FULL ENJOY 🔝 8264348440 🔝 Call Girls in Diplomatic Enclave | Delhi
Learning the basics of Apache NiFi for iot OSS Europe 2020
1. Learning the Basics of
Apache NiFi for IoT
Timothy Spann
Principal DataFlow Field Engineer
Cloudera
#ossummit @PaasDev
2. #ossummit #lfelc
Speaker - Timothy Spann
Principal DataFlow Field Engineer
@PaasDev
DZone Zone Leader and Big Data MVB
Princeton NJ Future of Data Meetup
https://github.com/tspannhw
https://www.datainmotion.dev/
3. #ossummit #lfelc
Future of Data - Princeton (Global via YouTube)
@Pa
asDe
https://www.meetup.com/futureofdata-princeton/
From Big Data to AI to Streaming to Containers to
Cloud to Analytics to Cloud Storage to Fast Data to
Machine Learning to Microservices to ...
4. #ossummit #lfelc
BASICS of APACHE NIFI
•A general overview of capabilitiesWhat Is NiFi
•Navigating the Apache NiFi canvasGrand Tour
•Examples of processing IoT data from edge to consumptionExample IoT Flows
6. #ossummit #lfelc
STORAGE LAYER
sensors
IoT REFERENCE ARCHITECTURE
Apache NiFi
Apache Kafka
DATA SYNDICATION
SERVICE BY KAFKA
Kafka Topic
iot
DATA FLOW APPS
POWERED BY NIFI
Apache Impala
Deep Learning & Machine
Learning
MODEL EXECUTION
REST
7. #ossummit #lfelc
End to End Logs Pipeline
Routers
Databases
Firewalls
Logs
Logs
Errors
Aggregates
Alerts
Other data
ETL
Analytics
Enterprise Analysis Real Time Analytics
Complexity Reduction
Events
11. #ossummit #lfelc
Apache NiFi High Level Capabilities
• Scale horizontal and vertically
• Scale your data flow to millions event/s
• Ingest TB to PB of data per day
• Adapt to your flow requirements
• Back pressure & Dynamic prioritization
• Loss tolerant vs guaranteed delivery
• Low latency vs high throughput
• Secure
• SSL, HTTPS, SFTP, etc.
• Governance and data provenance
• Extensible
• Build your own processors and Controller services (providers)
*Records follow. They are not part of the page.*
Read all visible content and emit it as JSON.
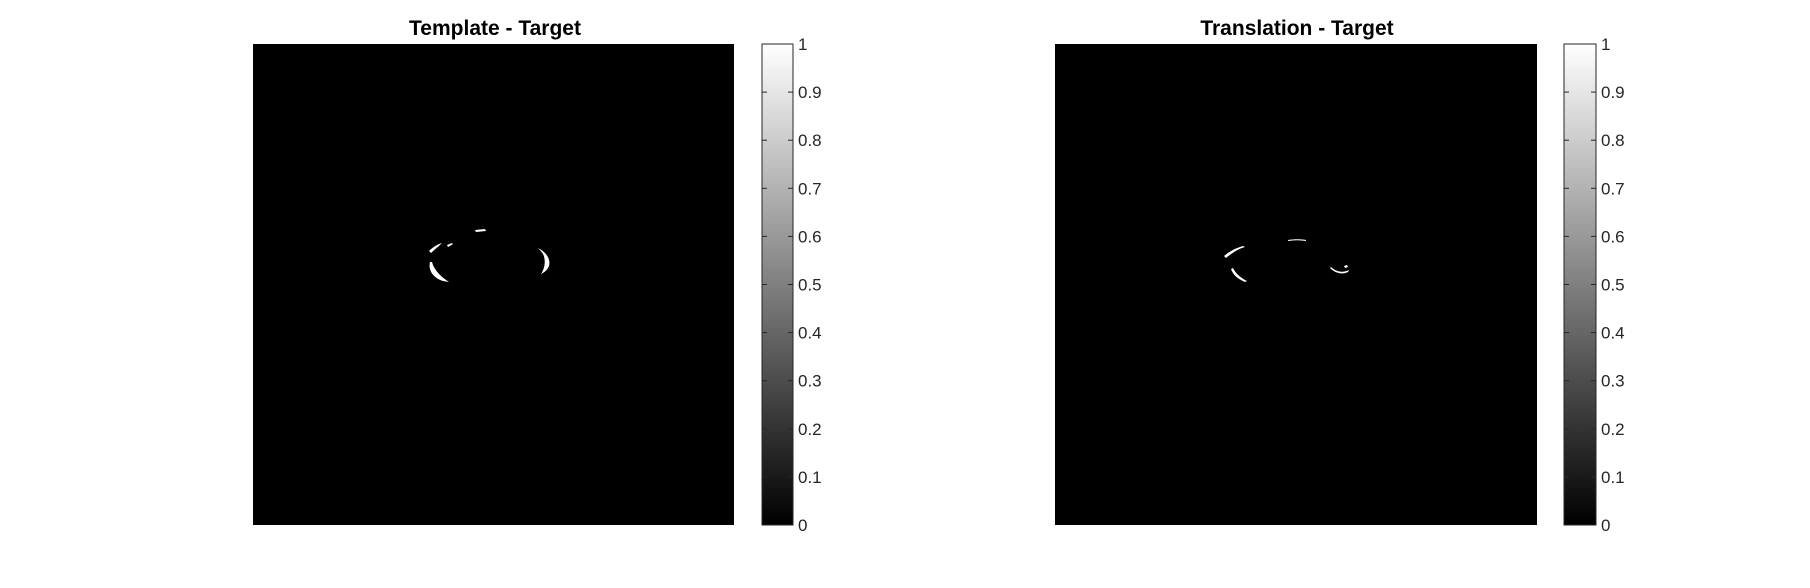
{
  "chart_data": [
    {
      "type": "heatmap",
      "title": "Template - Target",
      "colormap": "gray",
      "axes_visible": false,
      "colorbar": {
        "clim": [
          0,
          1
        ],
        "tick_values": [
          0,
          0.1,
          0.2,
          0.3,
          0.4,
          0.5,
          0.6,
          0.7,
          0.8,
          0.9,
          1
        ],
        "tick_labels": [
          "0",
          "0.1",
          "0.2",
          "0.3",
          "0.4",
          "0.5",
          "0.6",
          "0.7",
          "0.8",
          "0.9",
          "1"
        ],
        "location": "right"
      },
      "background_value": 0,
      "highlight_value": 1
    },
    {
      "type": "heatmap",
      "title": "Translation - Target",
      "colormap": "gray",
      "axes_visible": false,
      "colorbar": {
        "clim": [
          0,
          1
        ],
        "tick_values": [
          0,
          0.1,
          0.2,
          0.3,
          0.4,
          0.5,
          0.6,
          0.7,
          0.8,
          0.9,
          1
        ],
        "tick_labels": [
          "0",
          "0.1",
          "0.2",
          "0.3",
          "0.4",
          "0.5",
          "0.6",
          "0.7",
          "0.8",
          "0.9",
          "1"
        ],
        "location": "right"
      },
      "background_value": 0,
      "highlight_value": 1
    }
  ]
}
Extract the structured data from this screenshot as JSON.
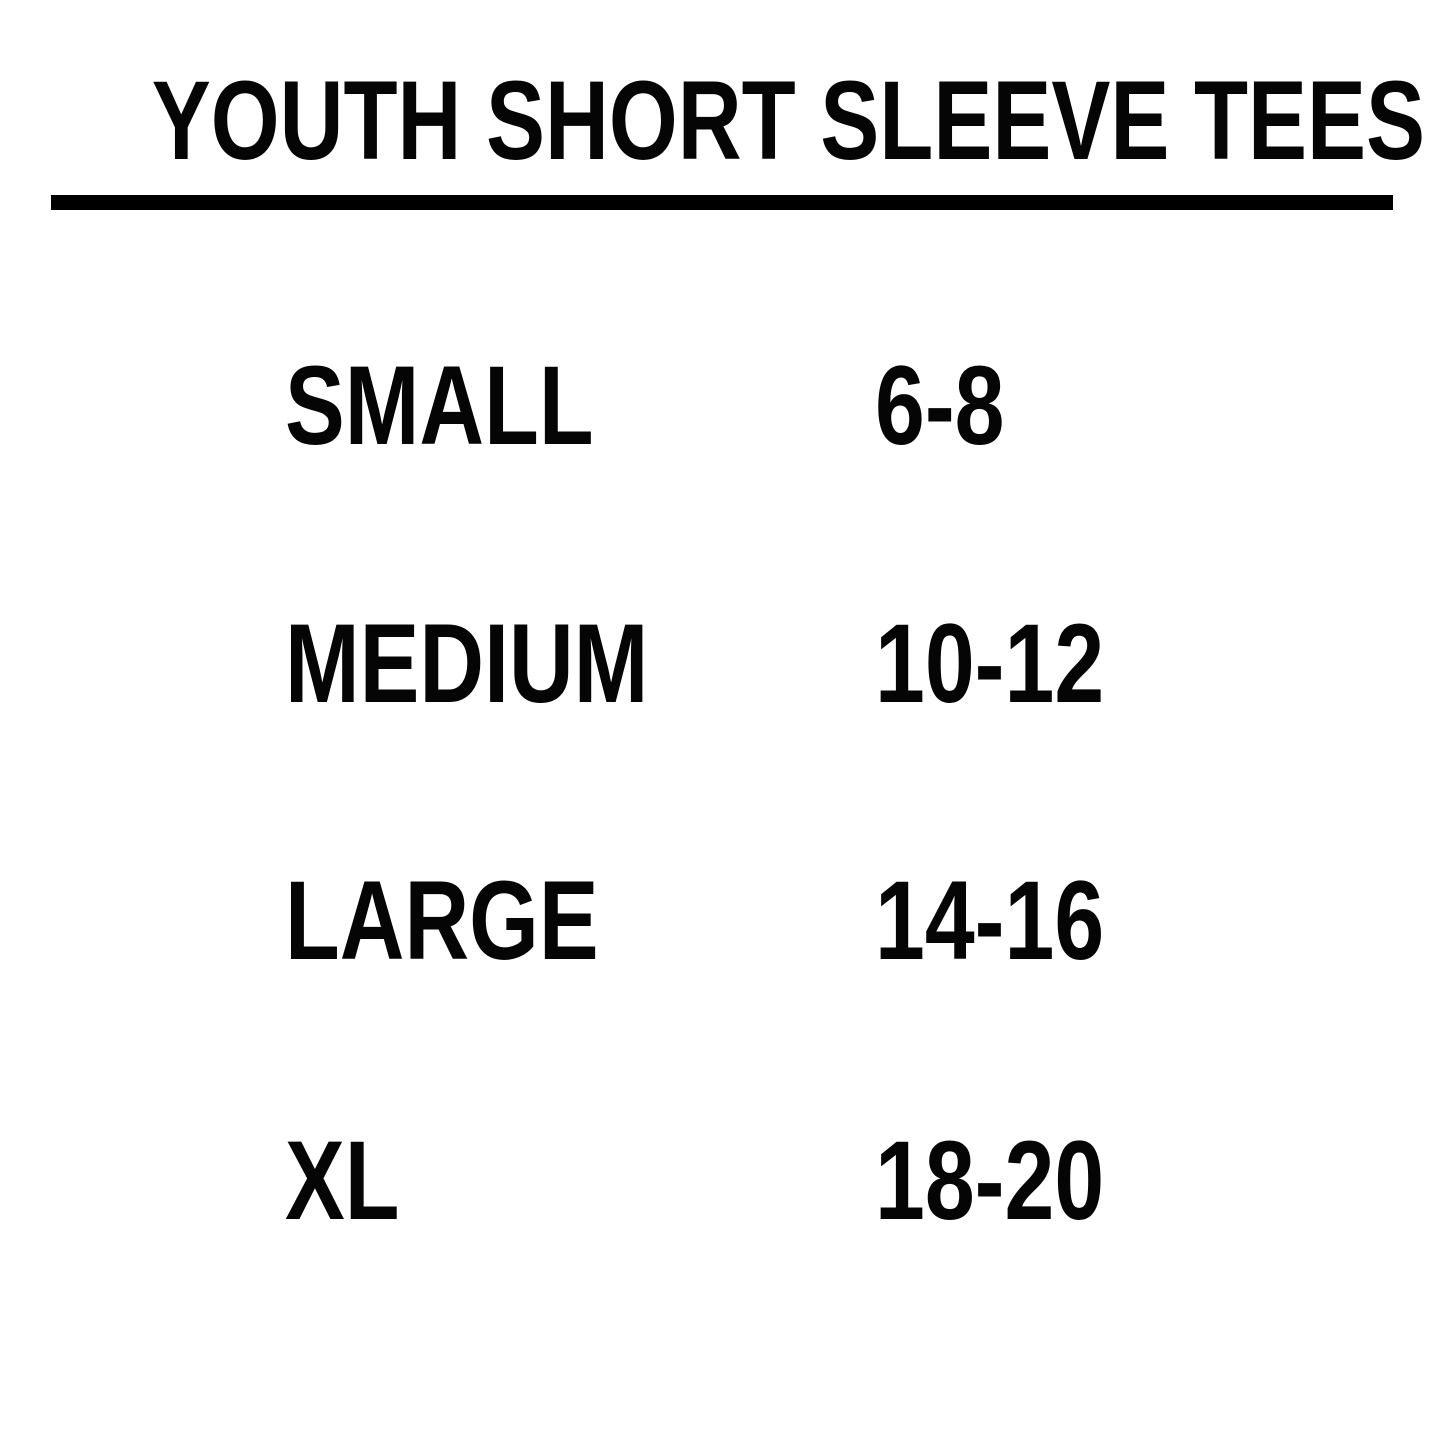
{
  "title": "YOUTH SHORT SLEEVE TEES",
  "size_rows": [
    {
      "size": "SMALL",
      "age_range": "6-8"
    },
    {
      "size": "MEDIUM",
      "age_range": "10-12"
    },
    {
      "size": "LARGE",
      "age_range": "14-16"
    },
    {
      "size": "XL",
      "age_range": "18-20"
    }
  ],
  "colors": {
    "background": "#ffffff",
    "text": "#050505",
    "divider": "#000000"
  }
}
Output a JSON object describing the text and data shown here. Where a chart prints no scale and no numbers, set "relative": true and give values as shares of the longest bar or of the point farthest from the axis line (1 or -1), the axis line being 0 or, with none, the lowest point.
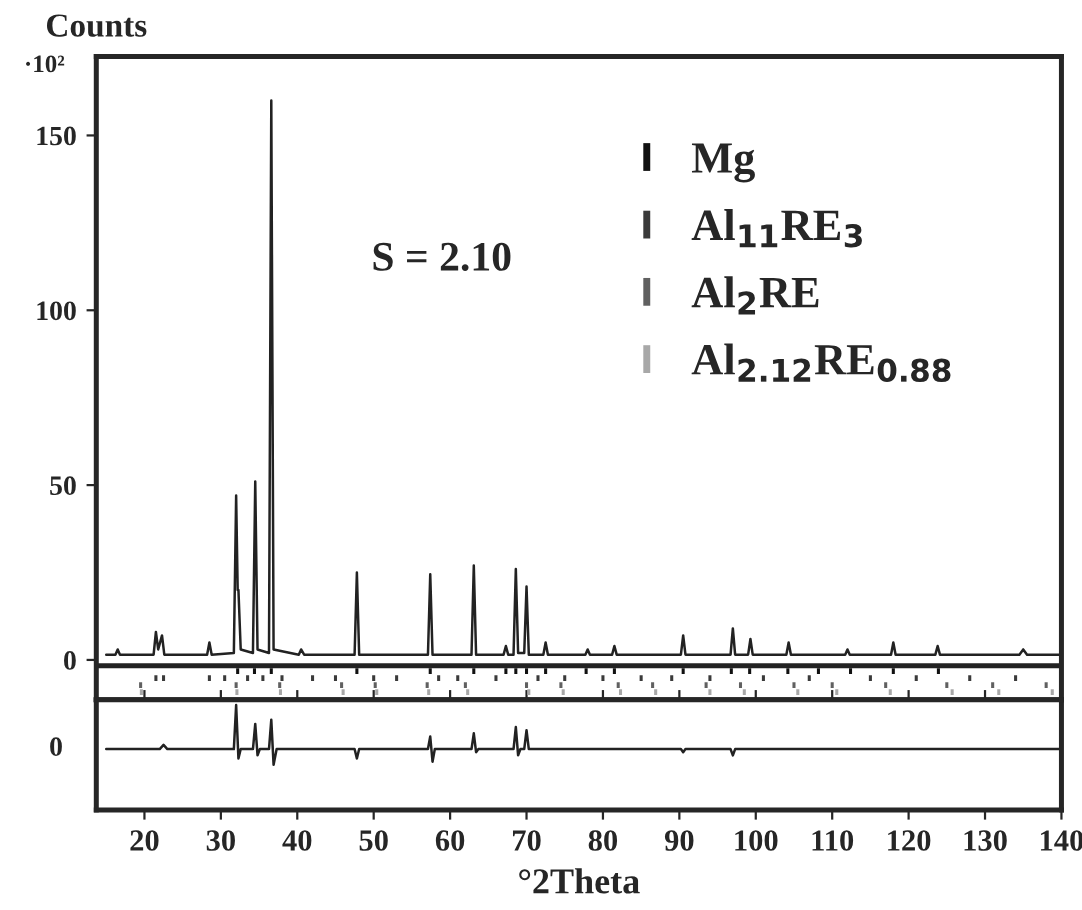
{
  "chart_data": [
    {
      "type": "line",
      "ylabel": "Counts",
      "annotations": [
        "·10²",
        "S = 2.10"
      ],
      "xlim": [
        13.7,
        140
      ],
      "xticks": [
        20,
        30,
        40,
        50,
        60,
        70,
        80,
        90,
        100,
        110,
        120,
        130,
        140
      ],
      "ylim": [
        -11.4,
        172.6
      ],
      "yticks": [
        0,
        50,
        100,
        150
      ],
      "tick_labels": "y",
      "grid": false,
      "legend": "top right",
      "ref_lines": [
        {
          "axis": "y",
          "value": -1.7,
          "color": "#222222"
        }
      ],
      "series": [
        {
          "color": "#222222",
          "x": [
            15,
            16.2,
            16.5,
            16.8,
            21.2,
            21.5,
            21.8,
            22.3,
            22.6,
            28.2,
            28.5,
            28.8,
            31.7,
            32.0,
            32.2,
            32.3,
            32.6,
            34.2,
            34.5,
            34.8,
            36.3,
            36.6,
            36.9,
            40.2,
            40.5,
            40.9,
            47.5,
            47.8,
            48.1,
            57.1,
            57.4,
            57.7,
            62.8,
            63.1,
            63.4,
            67.0,
            67.3,
            67.6,
            68.3,
            68.6,
            68.9,
            69.7,
            70.0,
            70.3,
            72.2,
            72.5,
            72.8,
            77.7,
            78.0,
            78.3,
            81.2,
            81.5,
            81.8,
            90.2,
            90.5,
            90.8,
            96.7,
            97.0,
            97.3,
            99.0,
            99.3,
            99.6,
            104.0,
            104.3,
            104.6,
            111.7,
            112.0,
            112.3,
            117.7,
            118.0,
            118.3,
            123.5,
            123.8,
            124.1,
            134.5,
            135.0,
            135.5,
            140
          ],
          "values": [
            1.5,
            1.5,
            3,
            1.5,
            1.5,
            8,
            3,
            7,
            1.5,
            1.5,
            5,
            1.5,
            2,
            47,
            20,
            20,
            3,
            2,
            51,
            3,
            2,
            160,
            3,
            1.5,
            3,
            1.5,
            1.5,
            25,
            1.5,
            1.5,
            24.5,
            1.5,
            1.5,
            27,
            1.5,
            1.5,
            4,
            1.5,
            1.5,
            26,
            2,
            2,
            21,
            1.5,
            1.5,
            5,
            1.5,
            1.5,
            3,
            1.5,
            1.5,
            4,
            1.5,
            1.5,
            7,
            1.5,
            1.5,
            9,
            1.5,
            1.5,
            6,
            1.5,
            1.5,
            5,
            1.5,
            1.5,
            3,
            1.5,
            1.5,
            5,
            1.5,
            1.5,
            4,
            1.5,
            1.5,
            3,
            1.5,
            1.5
          ]
        },
        {
          "type": "bar",
          "name": "Mg",
          "color": "#111111",
          "x": [
            32.2,
            34.4,
            36.6,
            47.8,
            57.4,
            63.1,
            67.3,
            68.6,
            70.0,
            72.5,
            77.8,
            81.5,
            90.5,
            96.8,
            99.2,
            104.2,
            108.2,
            112.4,
            118.0,
            123.9
          ],
          "base": [
            -4,
            -4,
            -4,
            -4,
            -4,
            -4,
            -4,
            -4,
            -4,
            -4,
            -4,
            -4,
            -4,
            -4,
            -4,
            -4,
            -4,
            -4,
            -4,
            -4
          ],
          "values": [
            1.6,
            1.6,
            1.6,
            1.6,
            1.6,
            1.6,
            1.6,
            1.6,
            1.6,
            1.6,
            1.6,
            1.6,
            1.6,
            1.6,
            1.6,
            1.6,
            1.6,
            1.6,
            1.6,
            1.6
          ]
        },
        {
          "type": "bar",
          "name": "Al$_{11}$RE$_{3}$",
          "color": "#3a3a3a",
          "x": [
            21.5,
            22.5,
            28.5,
            30.5,
            33.5,
            35.5,
            38.0,
            42.0,
            45.0,
            50.0,
            53.0,
            58.5,
            61.0,
            66.0,
            71.5,
            75.0,
            80.0,
            85.0,
            89.0,
            94.0,
            101.0,
            107.0,
            115.0,
            121.0,
            128.0,
            134.0
          ],
          "base": [
            -6,
            -6,
            -6,
            -6,
            -6,
            -6,
            -6,
            -6,
            -6,
            -6,
            -6,
            -6,
            -6,
            -6,
            -6,
            -6,
            -6,
            -6,
            -6,
            -6,
            -6,
            -6,
            -6,
            -6,
            -6,
            -6
          ],
          "values": [
            1.6,
            1.6,
            1.6,
            1.6,
            1.6,
            1.6,
            1.6,
            1.6,
            1.6,
            1.6,
            1.6,
            1.6,
            1.6,
            1.6,
            1.6,
            1.6,
            1.6,
            1.6,
            1.6,
            1.6,
            1.6,
            1.6,
            1.6,
            1.6,
            1.6,
            1.6
          ]
        },
        {
          "type": "bar",
          "name": "Al$_{2}$RE",
          "color": "#606060",
          "x": [
            19.5,
            32.0,
            37.7,
            45.8,
            50.2,
            57.0,
            62.0,
            70.0,
            74.5,
            82.0,
            86.5,
            93.5,
            98.0,
            105.0,
            110.0,
            117.0,
            125.0,
            131.0,
            138.0
          ],
          "base": [
            -8,
            -8,
            -8,
            -8,
            -8,
            -8,
            -8,
            -8,
            -8,
            -8,
            -8,
            -8,
            -8,
            -8,
            -8,
            -8,
            -8,
            -8,
            -8
          ],
          "values": [
            1.6,
            1.6,
            1.6,
            1.6,
            1.6,
            1.6,
            1.6,
            1.6,
            1.6,
            1.6,
            1.6,
            1.6,
            1.6,
            1.6,
            1.6,
            1.6,
            1.6,
            1.6,
            1.6
          ]
        },
        {
          "type": "bar",
          "name": "Al$_{2.12}$RE$_{0.88}$",
          "color": "#a8a8a8",
          "x": [
            19.6,
            32.1,
            37.8,
            46.0,
            50.4,
            57.2,
            62.3,
            70.3,
            74.8,
            82.3,
            86.9,
            94.0,
            98.5,
            105.5,
            110.6,
            117.6,
            125.7,
            131.8,
            138.8
          ],
          "base": [
            -10,
            -10,
            -10,
            -10,
            -10,
            -10,
            -10,
            -10,
            -10,
            -10,
            -10,
            -10,
            -10,
            -10,
            -10,
            -10,
            -10,
            -10,
            -10
          ],
          "values": [
            1.6,
            1.6,
            1.6,
            1.6,
            1.6,
            1.6,
            1.6,
            1.6,
            1.6,
            1.6,
            1.6,
            1.6,
            1.6,
            1.6,
            1.6,
            1.6,
            1.6,
            1.6,
            1.6
          ]
        }
      ]
    },
    {
      "type": "line",
      "xlabel": "°2Theta",
      "xlim": [
        13.7,
        140
      ],
      "relative": true,
      "annotations": [
        "0"
      ],
      "xticks": [
        20,
        30,
        40,
        50,
        60,
        70,
        80,
        90,
        100,
        110,
        120,
        130,
        140
      ],
      "grid": false,
      "series": [
        {
          "color": "#222222",
          "x": [
            15,
            22.0,
            22.5,
            23.0,
            31.7,
            32.0,
            32.3,
            32.6,
            34.2,
            34.5,
            34.8,
            35.1,
            36.3,
            36.6,
            36.9,
            37.3,
            47.5,
            47.8,
            48.1,
            57.1,
            57.4,
            57.7,
            58.0,
            62.8,
            63.1,
            63.4,
            63.7,
            68.3,
            68.6,
            68.9,
            69.2,
            69.7,
            70.0,
            70.3,
            90.2,
            90.5,
            90.8,
            96.7,
            97.0,
            97.3,
            140
          ],
          "values": [
            0.58,
            0.58,
            0.62,
            0.58,
            0.58,
            1,
            0.49,
            0.58,
            0.58,
            0.82,
            0.52,
            0.58,
            0.58,
            0.86,
            0.43,
            0.58,
            0.58,
            0.49,
            0.58,
            0.58,
            0.7,
            0.46,
            0.58,
            0.58,
            0.73,
            0.55,
            0.58,
            0.58,
            0.79,
            0.52,
            0.58,
            0.58,
            0.76,
            0.58,
            0.58,
            0.55,
            0.58,
            0.58,
            0.52,
            0.58,
            0.58
          ]
        }
      ]
    }
  ]
}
• Integrate with external systems (Security, Monitoring, Governance, etc)
12. #ossummit #lfelc
FLOW FILES ARE LIKE HTTP DATA
HTTP Data FlowFile
HTTP/1.1 200 OK
Date: Sun, 10 Oct 2010 23:26:07 GMT
Server: Apache/2.2.8 (CentOS) OpenSSL/0.9.8g
Last-Modified: Sun, 26 Sep 2010 22:04:35 GMT
ETag: "45b6-834-49130cc1182c0"
Accept-Ranges: bytes
Content-Length: 13
Connection: close
Content-Type: text/html
Hello world!
Standard FlowFile Attributes
Key: 'entryDate’ Value: 'Fri Jun 17 17:15:04 EDT
2016'
Key: 'lineageStartDate’ Value: 'Fri Jun 17 17:15:04 EDT
2016'
Key: 'fileSize’ Value: '23609'
FlowFile Attribute Map Content
Key: 'filename’ Value: '15650246997242'
Key: 'path’Value: './’
Binary Content *
Header
Content
13. #ossummit #lfelc
Apache NiFi
Enable easy ingestion, routing, management and delivery of any data anywhere (Edge, cloud,
data center) to any downstream system with built in end-to-end security and provenance
• Over 300 Prebuilt Processors
• Easy to build your own
• Parse, Enrich & Apply Schema
• Filter, Split, Merger & Route
• Throttle & Backpressure
• Guaranteed Delivery
• Full data provenance
• Eco-system integration
Advanced tooling to industrialize flow development
(Flow Development Life Cycle)
FTP
SFTP
HL7
UDP
XML
HTTP
EMAIL
HTML
IMAGE
SYSLOG
FTP
SFTP
HL7
UDP
XML
HTTP
EMAIL
HTML
IMAGE
SYSLOG
HASH
MERGE
EXTRACT
DUPLICATE
SPLIT
ROUTE TEXT
ROUTE CONTENT
ROUTE CONTEXT
CONTROL RATE
DISTRIBUTE LOAD
GEOENRICH
SCAN
REPLACE
TRANSLATE
CONVERT
ENCRYPT
TALL
EVALUATE
EXECUTE
15. #ossummit #lfelc
Prioritization
• Configure a prioritizer per
connection
• Determine what is important for
your data – time based, arrival
order, importance of a data set
• Funnel many connections down
to a single connection to
prioritize across data sets
• Develop your own prioritizer if
needed
16. #ossummit #lfelc
SQL BASED ROUTING WITH NiFi’s QueryRecord Processor
• QueryRecord Processor- Executes a SQL
statement against records and writes the results
to the flow file content.
• CSVReader: Looking up schema from SR, it will
converts CSV Records into ProcessRecords
• SQL execution via Apache Calcite: execute
configured SQL against the ProcessRecords for
routing
• CSVRecordSetWriter: Converts the result of
the query from Process records into CSV for the
for the flow file content
Do routing(routing geo and speed streams) using standard SQL as opposed to complex regular expressions.